Mahkeme, tanımadığı KKTC’den verilerin ve belgelerin toplanmasını kabul mü edecek?
-*-*-
Argiru, müvekkilinin kendisine isnat edilen suçların, “Kıbrıs Cumhuriyeti” makamları tarafından kontrol edilmeyen bölgelerde gerçekleştiğini belirtiyor ve yüzde yüz haklıdır…
-*-*-
Bu rezalet bir an önce bitirilmelidir…
Bu rezaletin sorumlusu iki tarafın faşist, paylaşmayı, bölüşmeyi bilmeyen, aynı zamanda katil yönetcileridir…
Haaa mevcut yöneticiler bizzat cinayet işlememiş olabilir ancak ne yazık ki temsil ettikleri zihniyetler, geçmişin cani katillerinin zihniyetidir…

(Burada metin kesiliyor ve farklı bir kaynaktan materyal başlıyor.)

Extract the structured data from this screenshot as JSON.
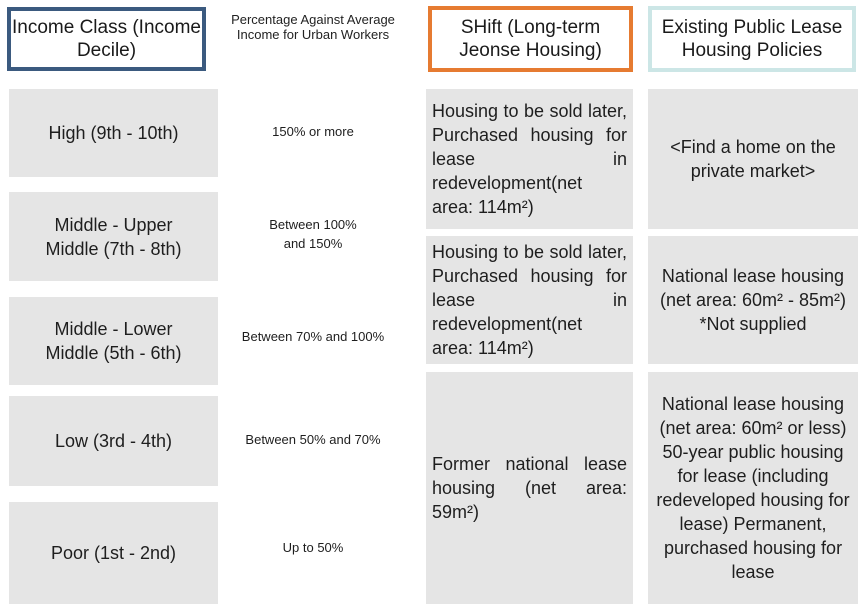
{
  "headers": {
    "income_class": "Income Class (Income Decile)",
    "percentage": "Percentage Against Average Income for Urban Workers",
    "shift": "SHift (Long-term Jeonse Housing)",
    "existing": "Existing Public Lease Housing Policies"
  },
  "income_classes": [
    {
      "label": "High (9th - 10th)",
      "percentage": "150% or more"
    },
    {
      "label": "Middle - Upper Middle (7th - 8th)",
      "percentage": "Between 100% and 150%"
    },
    {
      "label": "Middle - Lower Middle (5th - 6th)",
      "percentage": "Between 70% and 100%"
    },
    {
      "label": "Low (3rd - 4th)",
      "percentage": "Between 50% and 70%"
    },
    {
      "label": "Poor (1st - 2nd)",
      "percentage": "Up to 50%"
    }
  ],
  "shift_policies": [
    "Housing to be sold later, Purchased housing for lease in redevelopment(net area: 114m²)",
    "Housing to be sold later, Purchased housing for lease in redevelopment(net area: 114m²)",
    "Former national lease housing (net area: 59m²)"
  ],
  "existing_policies": [
    "<Find a home on the private market>",
    "National lease housing (net area: 60m² - 85m²) *Not supplied",
    "National lease housing (net area: 60m² or less) 50-year public housing for lease (including redeveloped housing for lease) Permanent, purchased housing for lease"
  ]
}
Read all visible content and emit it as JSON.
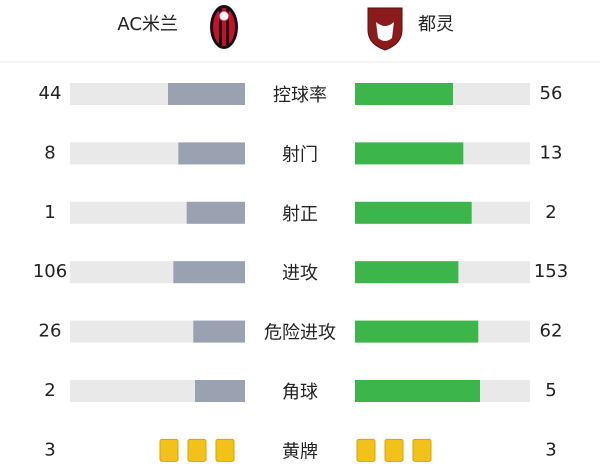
{
  "home": {
    "name": "AC米兰"
  },
  "away": {
    "name": "都灵"
  },
  "stats": [
    {
      "label": "控球率",
      "home": 44,
      "away": 56
    },
    {
      "label": "射门",
      "home": 8,
      "away": 13
    },
    {
      "label": "射正",
      "home": 1,
      "away": 2
    },
    {
      "label": "进攻",
      "home": 106,
      "away": 153
    },
    {
      "label": "危险进攻",
      "home": 26,
      "away": 62
    },
    {
      "label": "角球",
      "home": 2,
      "away": 5
    }
  ],
  "cards": {
    "label": "黄牌",
    "home": 3,
    "away": 3
  },
  "home_color": "#9aa2b1",
  "away_color": "#3cb54a",
  "card_color": "#f2c21b"
}
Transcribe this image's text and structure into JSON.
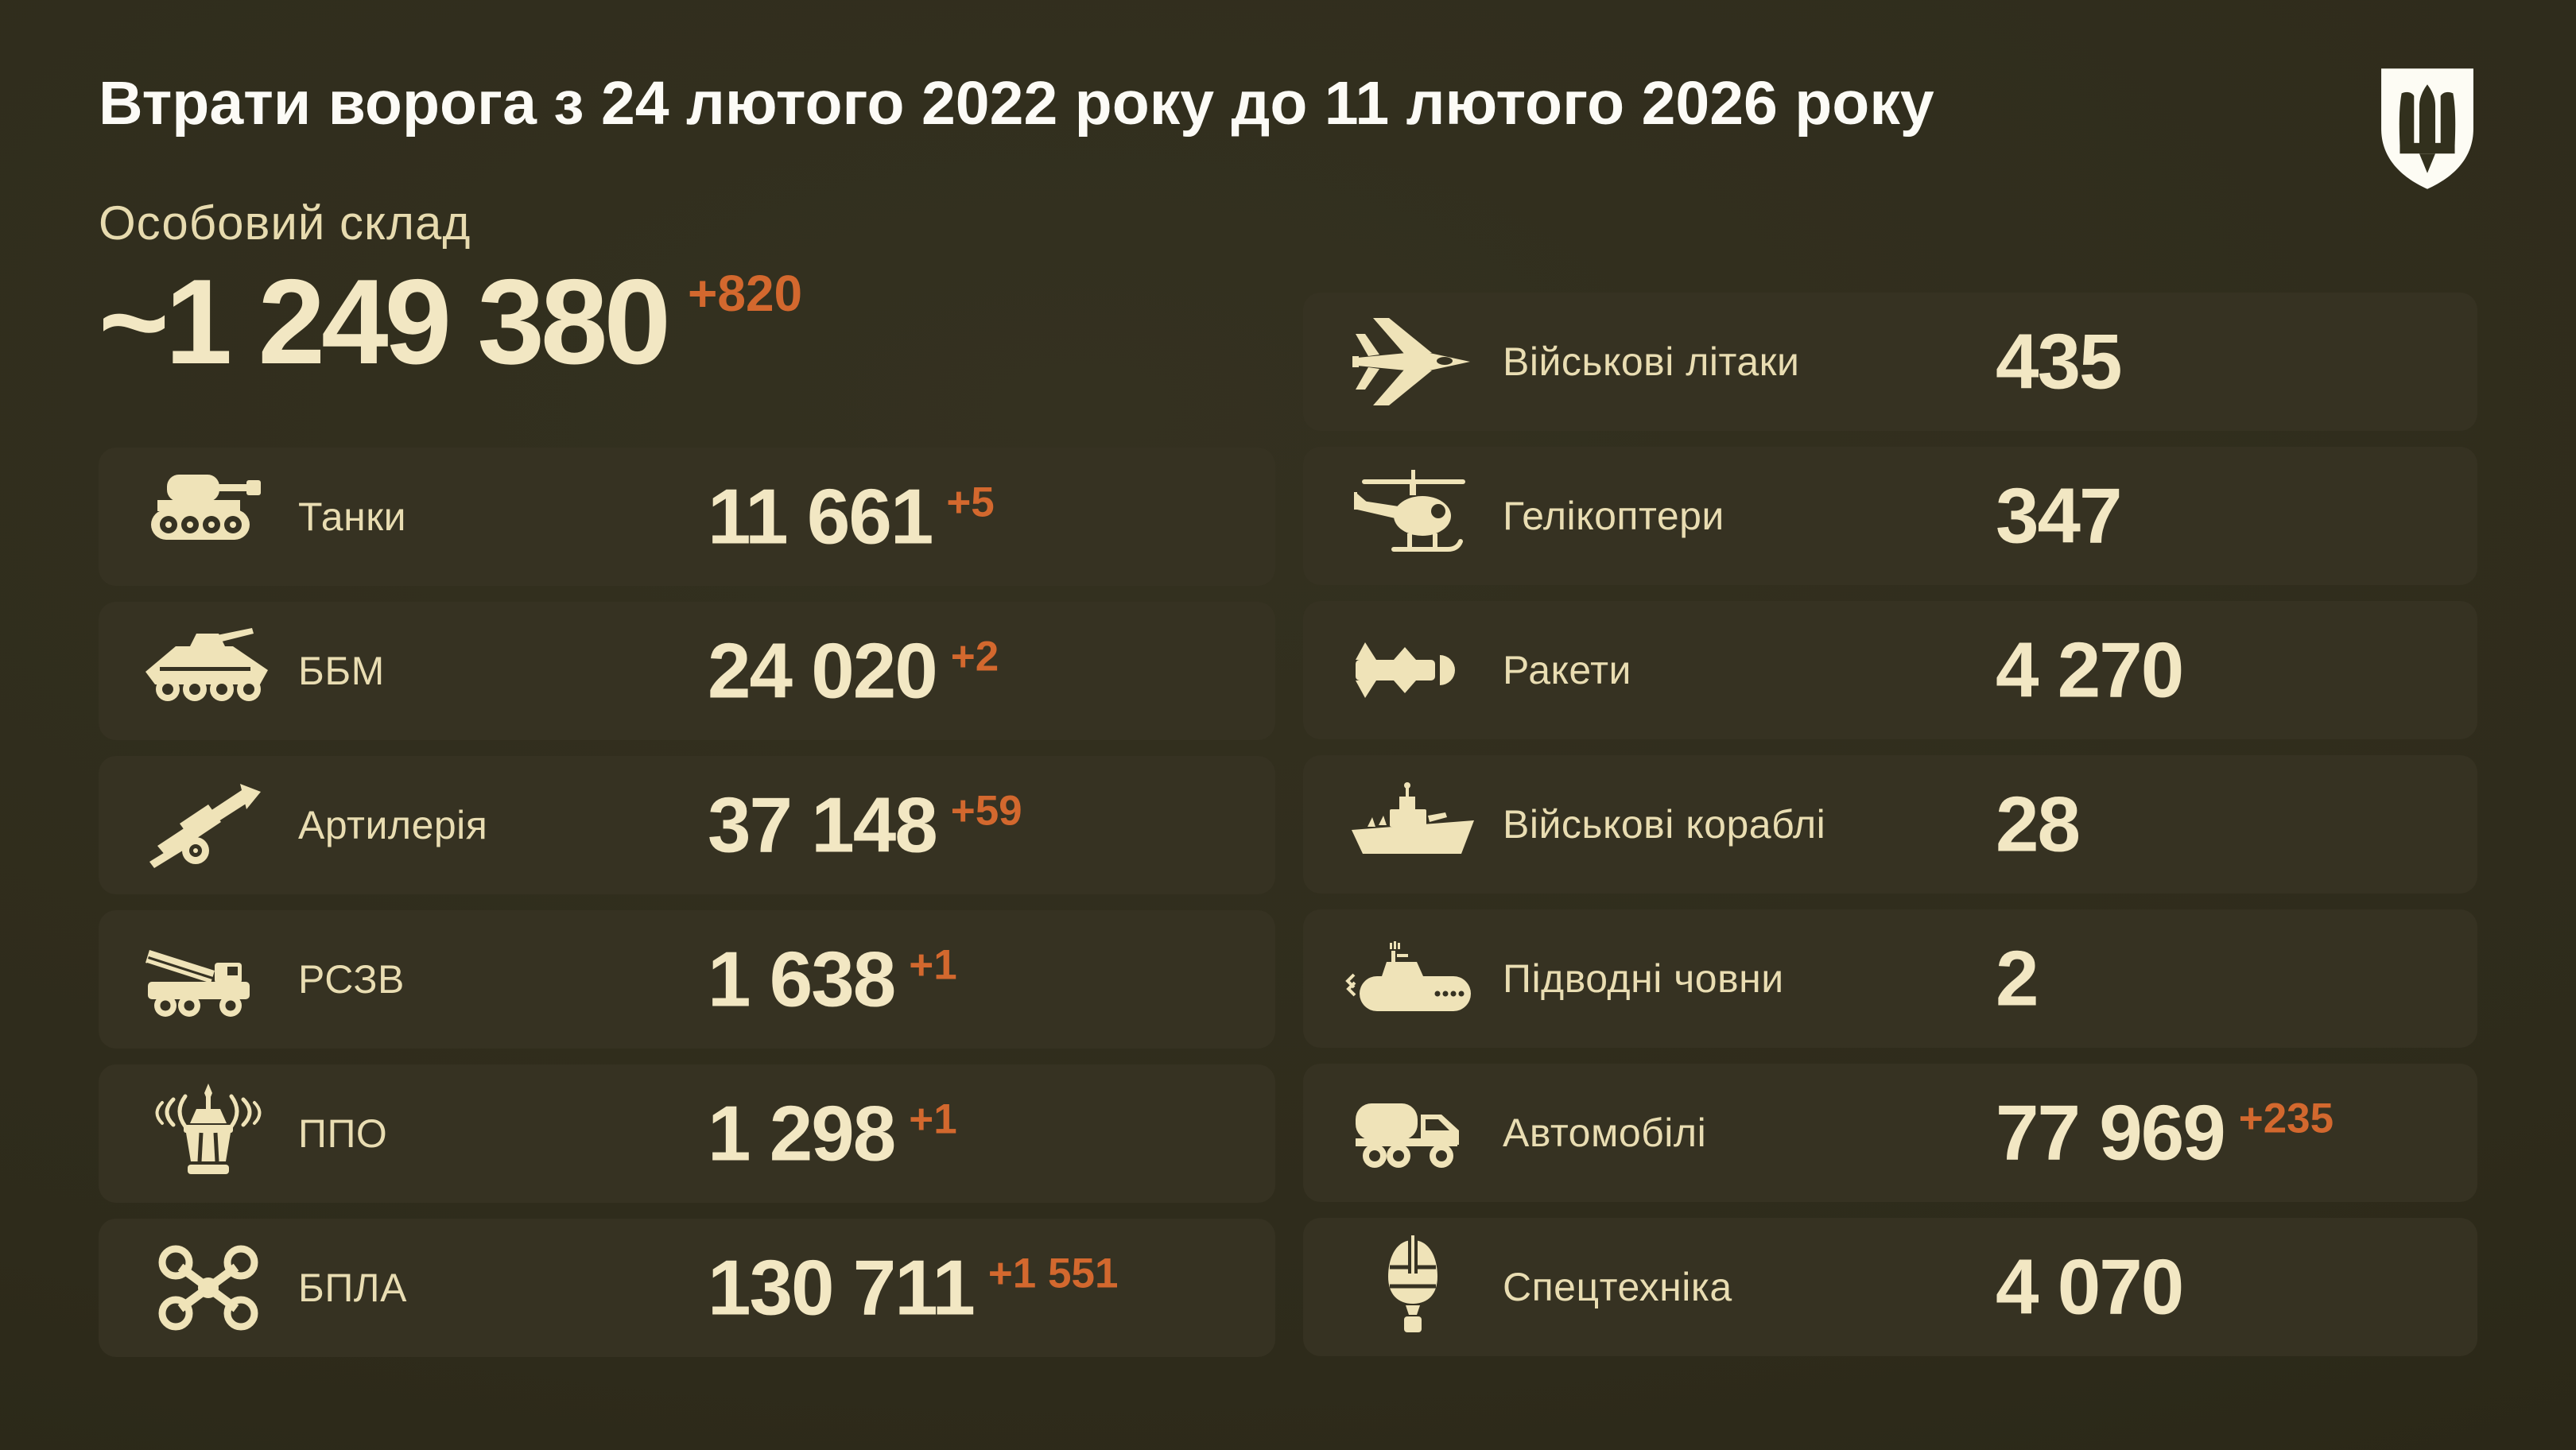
{
  "header": {
    "title": "Втрати ворога з 24 лютого 2022 року до 11 лютого 2026 року",
    "logo_icon": "armed-forces-emblem-icon"
  },
  "personnel": {
    "label": "Особовий склад",
    "value": "~1 249 380",
    "delta": "+820"
  },
  "columns": {
    "left": [
      {
        "icon": "tank-icon",
        "label": "Танки",
        "value": "11 661",
        "delta": "+5"
      },
      {
        "icon": "apc-icon",
        "label": "ББМ",
        "value": "24 020",
        "delta": "+2"
      },
      {
        "icon": "artillery-icon",
        "label": "Артилерія",
        "value": "37 148",
        "delta": "+59"
      },
      {
        "icon": "mlrs-icon",
        "label": "РСЗВ",
        "value": "1 638",
        "delta": "+1"
      },
      {
        "icon": "air-defense-icon",
        "label": "ППО",
        "value": "1 298",
        "delta": "+1"
      },
      {
        "icon": "drone-icon",
        "label": "БПЛА",
        "value": "130 711",
        "delta": "+1 551"
      }
    ],
    "right": [
      {
        "icon": "jet-icon",
        "label": "Військові літаки",
        "value": "435",
        "delta": ""
      },
      {
        "icon": "helicopter-icon",
        "label": "Гелікоптери",
        "value": "347",
        "delta": ""
      },
      {
        "icon": "missile-icon",
        "label": "Ракети",
        "value": "4 270",
        "delta": ""
      },
      {
        "icon": "warship-icon",
        "label": "Військові кораблі",
        "value": "28",
        "delta": ""
      },
      {
        "icon": "submarine-icon",
        "label": "Підводні човни",
        "value": "2",
        "delta": ""
      },
      {
        "icon": "truck-icon",
        "label": "Автомобілі",
        "value": "77 969",
        "delta": "+235"
      },
      {
        "icon": "special-equipment-icon",
        "label": "Спецтехніка",
        "value": "4 070",
        "delta": ""
      }
    ]
  },
  "colors": {
    "background": "#2e2b1b",
    "card": "#363222",
    "title": "#fcfbf6",
    "number": "#f2e7c3",
    "label": "#e9ddb2",
    "delta": "#d3682e",
    "icon": "#efe3b8"
  },
  "chart_data": {
    "type": "table",
    "title": "Втрати ворога з 24 лютого 2022 року до 11 лютого 2026 року",
    "items": [
      {
        "label": "Особовий склад",
        "value": 1249380,
        "approximate": true,
        "delta": 820
      },
      {
        "label": "Танки",
        "value": 11661,
        "delta": 5
      },
      {
        "label": "ББМ",
        "value": 24020,
        "delta": 2
      },
      {
        "label": "Артилерія",
        "value": 37148,
        "delta": 59
      },
      {
        "label": "РСЗВ",
        "value": 1638,
        "delta": 1
      },
      {
        "label": "ППО",
        "value": 1298,
        "delta": 1
      },
      {
        "label": "БПЛА",
        "value": 130711,
        "delta": 1551
      },
      {
        "label": "Військові літаки",
        "value": 435,
        "delta": 0
      },
      {
        "label": "Гелікоптери",
        "value": 347,
        "delta": 0
      },
      {
        "label": "Ракети",
        "value": 4270,
        "delta": 0
      },
      {
        "label": "Військові кораблі",
        "value": 28,
        "delta": 0
      },
      {
        "label": "Підводні човни",
        "value": 2,
        "delta": 0
      },
      {
        "label": "Автомобілі",
        "value": 77969,
        "delta": 235
      },
      {
        "label": "Спецтехніка",
        "value": 4070,
        "delta": 0
      }
    ]
  }
}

Çok önemli işaretler… Recep Tayyip Erdoğan, son dönemlerde ilk defa MGK toplantısı sonrası yaptığı açıklamada, “KKTC tanınmalı, Mavi Vatan, eşit egemenlik” falan demedi… Akdeniz’de kalıcı istikrar istediklerini açıkladı… Ve Ünal Üstel Ankara’dan döndü… Doluydu, anlattı da anlattı… İğneden ipliğe her konuya değindi, “eşit egemen devlet” konusuna girmedi… Bu iki mesele, Sisi, Esad yumuşamasına, Kıbrıs’ta çözüm yumuşamasının da eklendiğinin açık işaretleridir… Yanımıza yeniden hoş geldin Tayyip Bey… Sahi Tayyip Bey’in el sıkşıtığı kişi Mitsotakis Bey değil mi?